When “The True Bride” started, my wife noted that she doesn’t like the way the show is split. She compared it to watching Labyrinth right after “Elmo Saves Christmas,” and that’s exactly what it feels like. Jim Henson might have felt the same way. He originally pitched the show as a series of rotating hour-long segments, and the show’s final format was mandated by the network. But however it happened, this is the show we ended up with, and this episode is a particular jarring example of the tones not meshing.
I want to watch the Muppets continue to sing and dance and have a good time. But instead I get John Hurt telling me about several instances where our hero Anja (Jane Horrocks) gets flogged by her troll master for doing what he tells her to do. It’s always nice to hear John Hurt say words, but this is resoundingly unpleasant.
It’s a shame too, because the Troll would be a reasonably fun character if it wasn’t for all of the savage beatings we’re told he administers. I like his design a lot, particularly the tiny human-sized eyes, and his speech patterns (“How abstractly infuriating!” and “I recur” when he returns) are memorably odd. But I just don’t care about that guy at all. I’m too busy watching the seconds tick by on my DVD player and wishing for the sweet release of even the worst MuppeTelevision sketch (Boostie and Brad, of course).
There are plenty of other things working against this episode. It’s the one with the white lion from Jim Henson’s intros in it. Here he’s called the Thought Lion, and he shows up periodically to serve as a deus ex machina and deliver long-winded speeches. The show also suffers from poor acting. Sean Bean and Jane Horrocks are both tremendous actors, but you’d never know it from their stiff work here. As the story rolled on, I started to wish I watching Bean in GoldenEye or Horrocks in Little Voice. It didn’t even have to be anything as good as those, as long as it didn’t have the stupid Thought Lion droning on about boring junk like feathers.

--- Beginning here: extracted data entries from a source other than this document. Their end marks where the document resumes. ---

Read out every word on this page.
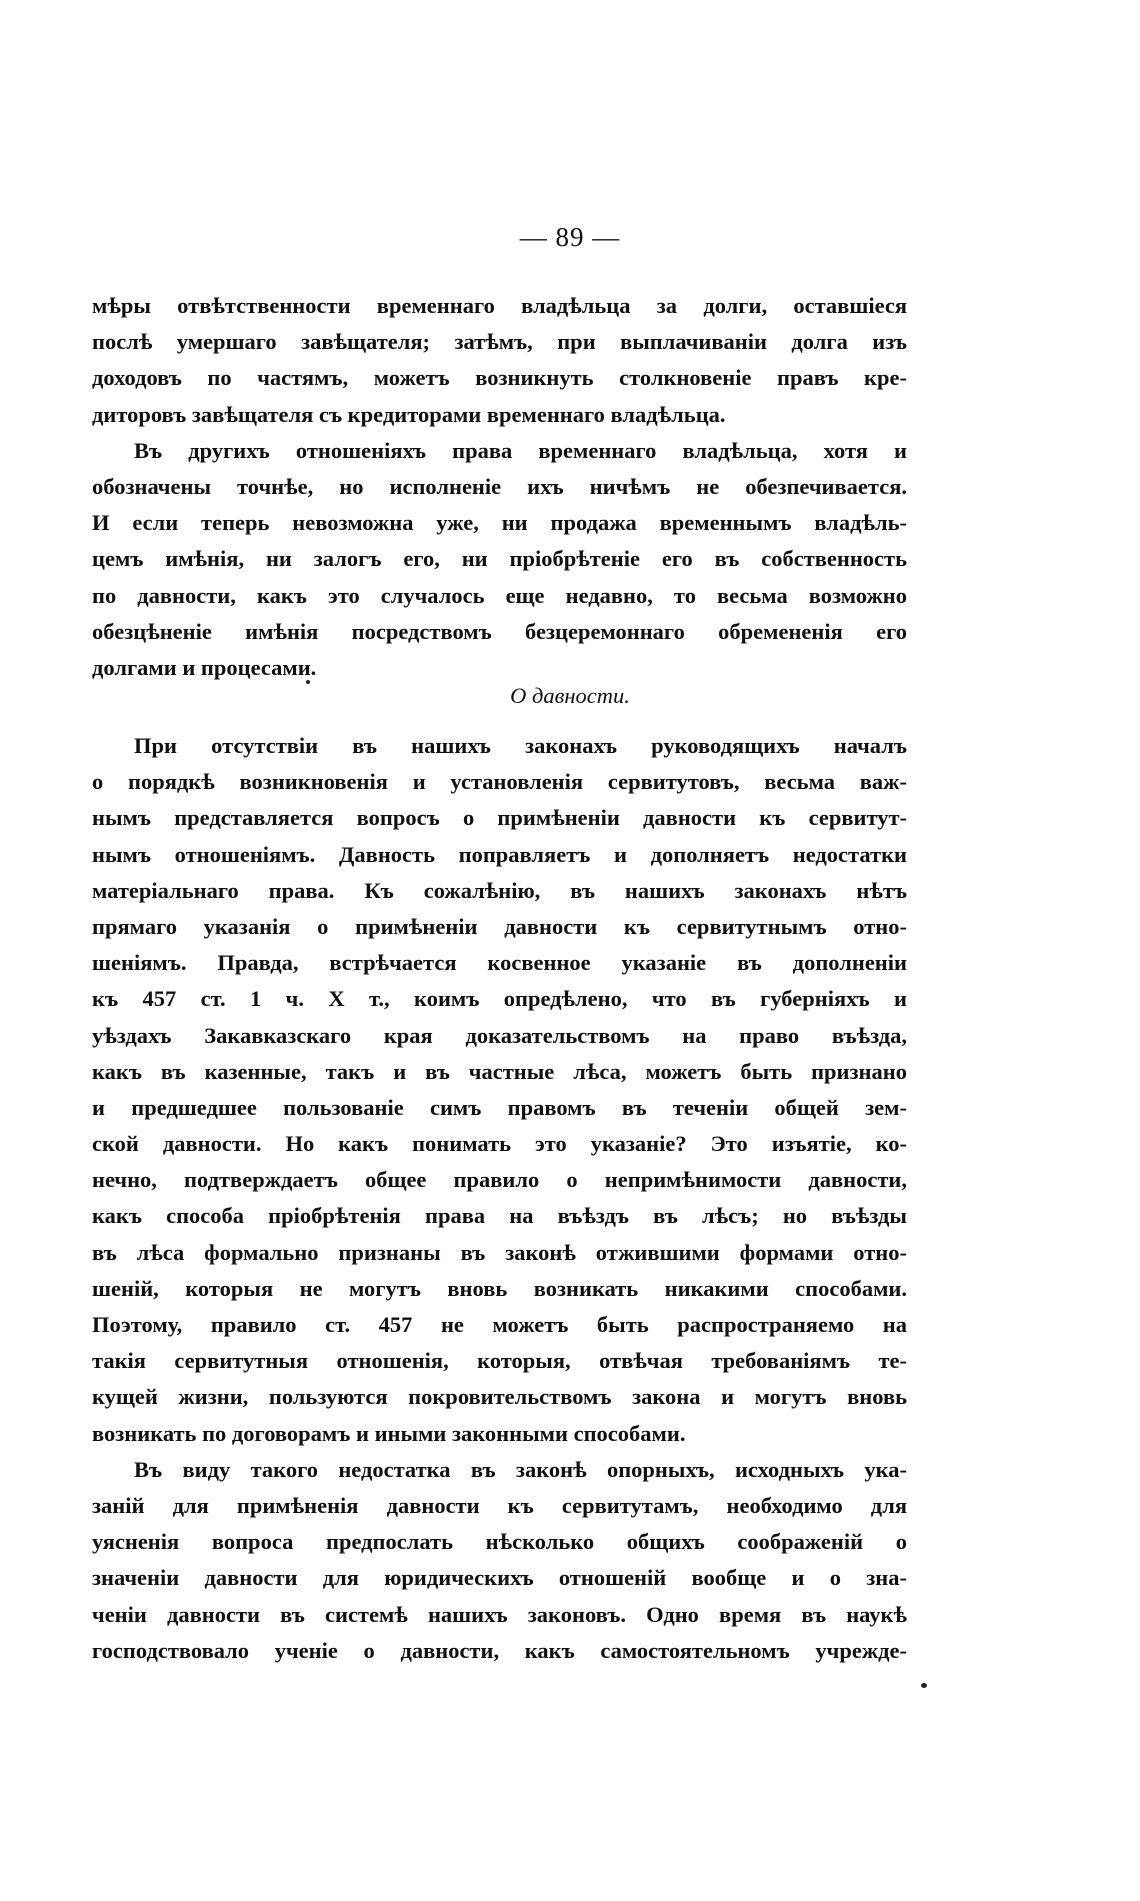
— 89 —
мѣры отвѣтственности временнаго владѣльца за долги, оставшіеся
послѣ умершаго завѣщателя; затѣмъ, при выплачиваніи долга изъ
доходовъ по частямъ, можетъ возникнуть столкновеніе правъ кре-
диторовъ завѣщателя съ кредиторами временнаго владѣльца.
Въ другихъ отношеніяхъ права временнаго владѣльца, хотя и
обозначены точнѣе, но исполненіе ихъ ничѣмъ не обезпечивается.
И если теперь невозможна уже, ни продажа временнымъ владѣль-
цемъ имѣнія, ни залогъ его, ни пріобрѣтеніе его въ собственность
по давности, какъ это случалось еще недавно, то весьма возможно
обезцѣненіе имѣнія посредствомъ безцеремоннаго обремененія его
долгами и процесами.
О давности.
При отсутствіи въ нашихъ законахъ руководящихъ началъ
о порядкѣ возникновенія и установленія сервитутовъ, весьма важ-
нымъ представляется вопросъ о примѣненіи давности къ сервитут-
нымъ отношеніямъ. Давность поправляетъ и дополняетъ недостатки
матеріальнаго права. Къ сожалѣнію, въ нашихъ законахъ нѣтъ
прямаго указанія о примѣненіи давности къ сервитутнымъ отно-
шеніямъ. Правда, встрѣчается косвенное указаніе въ дополненіи
къ 457 ст. 1 ч. X т., коимъ опредѣлено, что въ губерніяхъ и
уѣздахъ Закавказскаго края доказательствомъ на право въѣзда,
какъ въ казенные, такъ и въ частные лѣса, можетъ быть признано
и предшедшее пользованіе симъ правомъ въ теченіи общей зем-
ской давности. Но какъ понимать это указаніе? Это изъятіе, ко-
нечно, подтверждаетъ общее правило о непримѣнимости давности,
какъ способа пріобрѣтенія права на въѣздъ въ лѣсъ; но въѣзды
въ лѣса формально признаны въ законѣ отжившими формами отно-
шеній, которыя не могутъ вновь возникать никакими способами.
Поэтому, правило ст. 457 не можетъ быть распространяемо на
такія сервитутныя отношенія, которыя, отвѣчая требованіямъ те-
кущей жизни, пользуются покровительствомъ закона и могутъ вновь
возникать по договорамъ и иными законными способами.
Въ виду такого недостатка въ законѣ опорныхъ, исходныхъ ука-
заній для примѣненія давности къ сервитутамъ, необходимо для
уясненія вопроса предпослать нѣсколько общихъ соображеній о
значеніи давности для юридическихъ отношеній вообще и о зна-
ченіи давности въ системѣ нашихъ законовъ. Одно время въ наукѣ
господствовало ученіе о давности, какъ самостоятельномъ учрежде-
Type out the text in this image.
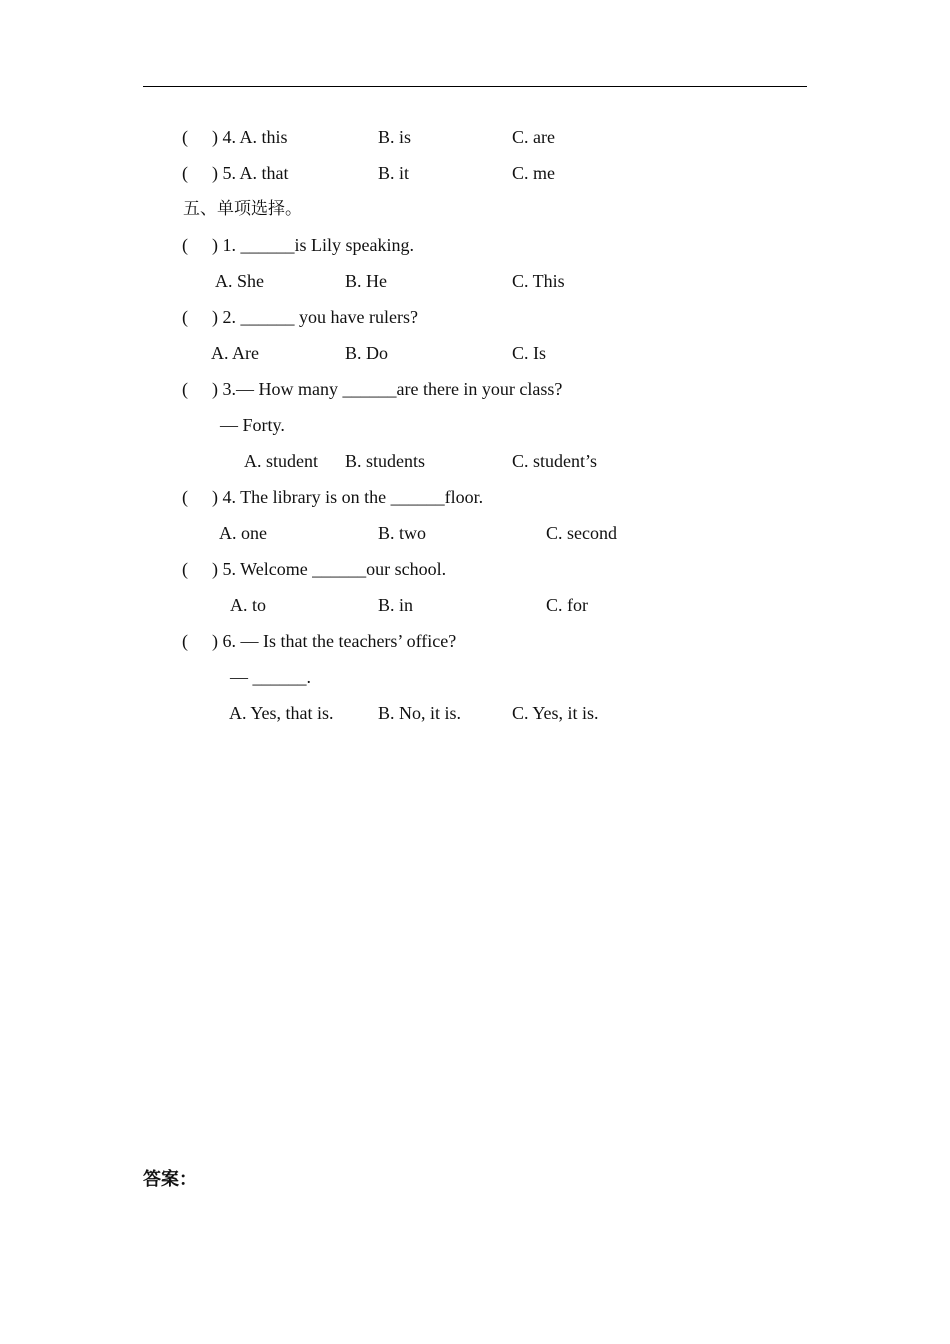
( ) 4. A. this	B. is	C. are
( ) 5. A. that	B. it	C. me
五、单项选择。
( ) 1. ______is Lily speaking.
A. She	B. He	C. This
( ) 2. ______ you have rulers?
A. Are	B. Do	C. Is
( ) 3.— How many ______are there in your class?
— Forty.
A. student B. students	C. student’s
( ) 4. The library is on the ______floor.
A. one	B. two	C. second
( ) 5. Welcome ______our school.
A. to	B. in	C. for
( ) 6. — Is that the teachers’ office?
— ______.
A. Yes, that is. B. No, it is.	C. Yes, it is.
答案：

But then about nine minutes in, just at the point where the Troll falls through a doorway to nowhere, something snapped in my brain and I started to really get into it. From then on, I had a blast. The Thought Lion breaks a chain with his mouth! Anja rides through the air on his back! The Thought Lion has magic walnuts with wishes inside of them for some reason!

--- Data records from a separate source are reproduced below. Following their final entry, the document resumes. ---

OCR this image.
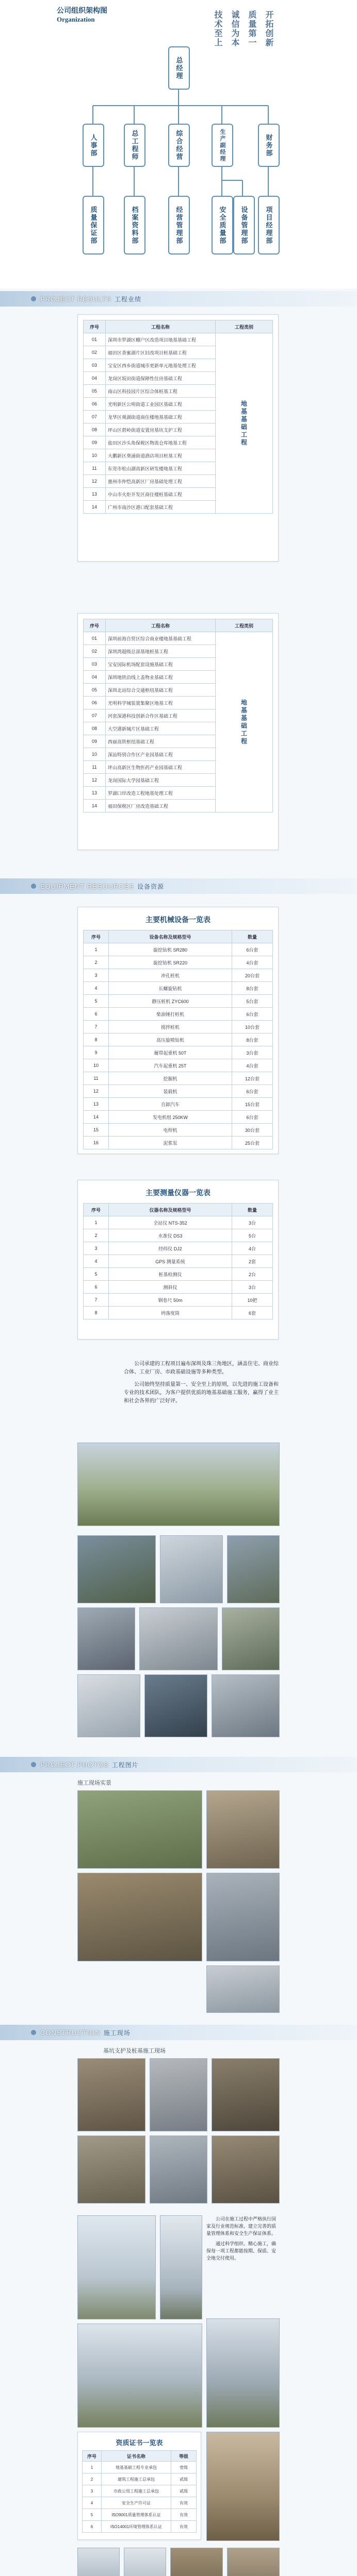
公司组织架构图
Organization	技术至上 诚信为本 质量第一 开拓创新
总经理
人事部	总工程师	综合经营	生产副经理	财务部
质量保证部	档案资料部	经营管理部	安全质量部	设备管理部	项目经理部
PROJECT RESULTS 工程业绩
序号	工程名称	工程类别
01	深圳市罗湖区棚户区改造项目地基基础工程	地基基础工程
02	福田区香蜜湖片区旧改项目桩基础工程	
03	宝安区西乡街道城市更新单元地基处理工程	
04	龙岗区坂田街道保障性住房基础工程	
05	南山区科技园片区综合体桩基工程	
06	光明新区公明街道工业园区基础工程	
07	龙华区观湖街道商住楼地基基础工程	
08	坪山区碧岭街道安置房基坑支护工程	
09	盐田区沙头角保税区物流仓库地基工程	
10	大鹏新区葵涌街道酒店项目桩基工程	
11	东莞市松山湖高新区研发楼地基工程	
12	惠州市仲恺高新区厂房基础处理工程	
13	中山市火炬开发区商住楼桩基础工程	
14	广州市南沙区港口配套基础工程	
序号	工程名称	工程类别
01	深圳前海自贸区综合商业楼地基基础工程	地基基础工程
02	深圳湾超级总部基地桩基工程	
03	宝安国际机场配套设施基础工程	
04	深圳地铁沿线上盖物业基础工程	
05	深圳北站综合交通枢纽基础工程	
06	光明科学城装置集聚区地基工程	
07	河套深港科技创新合作区基础工程	
08	大空港新城片区基础工程	
09	西丽高铁枢纽基础工程	
10	深汕特别合作区产业园基础工程	
11	坪山高新区生物医药产业园基础工程	
12	龙岗国际大学园基础工程	
13	罗湖口岸改造工程地基处理工程	
14	福田保税区厂房改造基础工程	
EQUIPMENT RESOURCES 设备资源
主要机械设备一览表
序号	设备名称及规格型号	数量
1	旋挖钻机 SR280	6台套
2	旋挖钻机 SR220	4台套
3	冲孔桩机	20台套
4	长螺旋钻机	8台套
5	静压桩机 ZYC600	5台套
6	柴油锤打桩机	6台套
7	搅拌桩机	10台套
8	高压旋喷钻机	8台套
9	履带起重机 50T	3台套
10	汽车起重机 25T	4台套
11	挖掘机	12台套
12	装载机	6台套
13	自卸汽车	15台套
14	发电机组 250KW	6台套
15	电焊机	30台套
16	泥浆泵	25台套
主要测量仪器一览表
序号	仪器名称及规格型号	数量
1	全站仪 NTS-352	3台
2	水准仪 DS3	5台
3	经纬仪 DJ2	4台
4	GPS 测量系统	2套
5	桩基检测仪	2台
6	测斜仪	3台
7	钢卷尺 50m	10把
8	坍落度筒	6套

公司承建的工程项目遍布深圳及珠三角地区，涵盖住宅、商业综合体、工业厂房、市政基础设施等多种类型。

公司始终坚持质量第一、安全至上的原则，以先进的施工设备和专业的技术团队，为客户提供优质的地基基础施工服务，赢得了业主和社会各界的广泛好评。

PROJECT PHOTOS 工程图片
施工现场实景
CONSTRUCTION 施工现场
基坑支护及桩基施工现场

公司在施工过程中严格执行国家及行业规范标准，建立完善的质量管理体系和安全生产保证体系。

通过科学组织、精心施工，确保每一项工程都能按期、保质、安全地交付使用。

资质证书一览表
序号	证书名称	等级
1	地基基础工程专业承包	壹级
2	建筑工程施工总承包	贰级
3	市政公用工程施工总承包	贰级
4	安全生产许可证	有效
5	ISO9001质量管理体系认证	有效
6	ISO14001环境管理体系认证	有效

That’s when I remembered – when I’m in the mood for it, I love The Storyteller. No, the stories don’t make any sense, but they weren’t supposed to. They’re fairy tales, and the show’s appeal is in the weird little moments. This episode’s full of them, from a stream of gems flowing out of a magic walnut to the Troll’s daughter the Trollop having a near-orgasm over the silk she gets from a different magic walnut. It’s all bonkers, and I’m sad to see it end.
It also really helps that the Trollop doesn’t beat anyone.
On its own merits, The Storyteller is a really solid show. If you have 25 minutes to kill and want to hear a bizarre European fairy tale, you can’t beat it. But as a segment of The Jim Henson Hour, it’s considerably less successful. The tone of the show’s first half made me actively resist the tone of its second. My wife and I both spent the first 1/3 of the episode wishing we were watching something else, and that’s a big problem. Faced with that change in tone, I’m sure most viewers in 1989 didn’t stick around. I certainly wouldn’t have.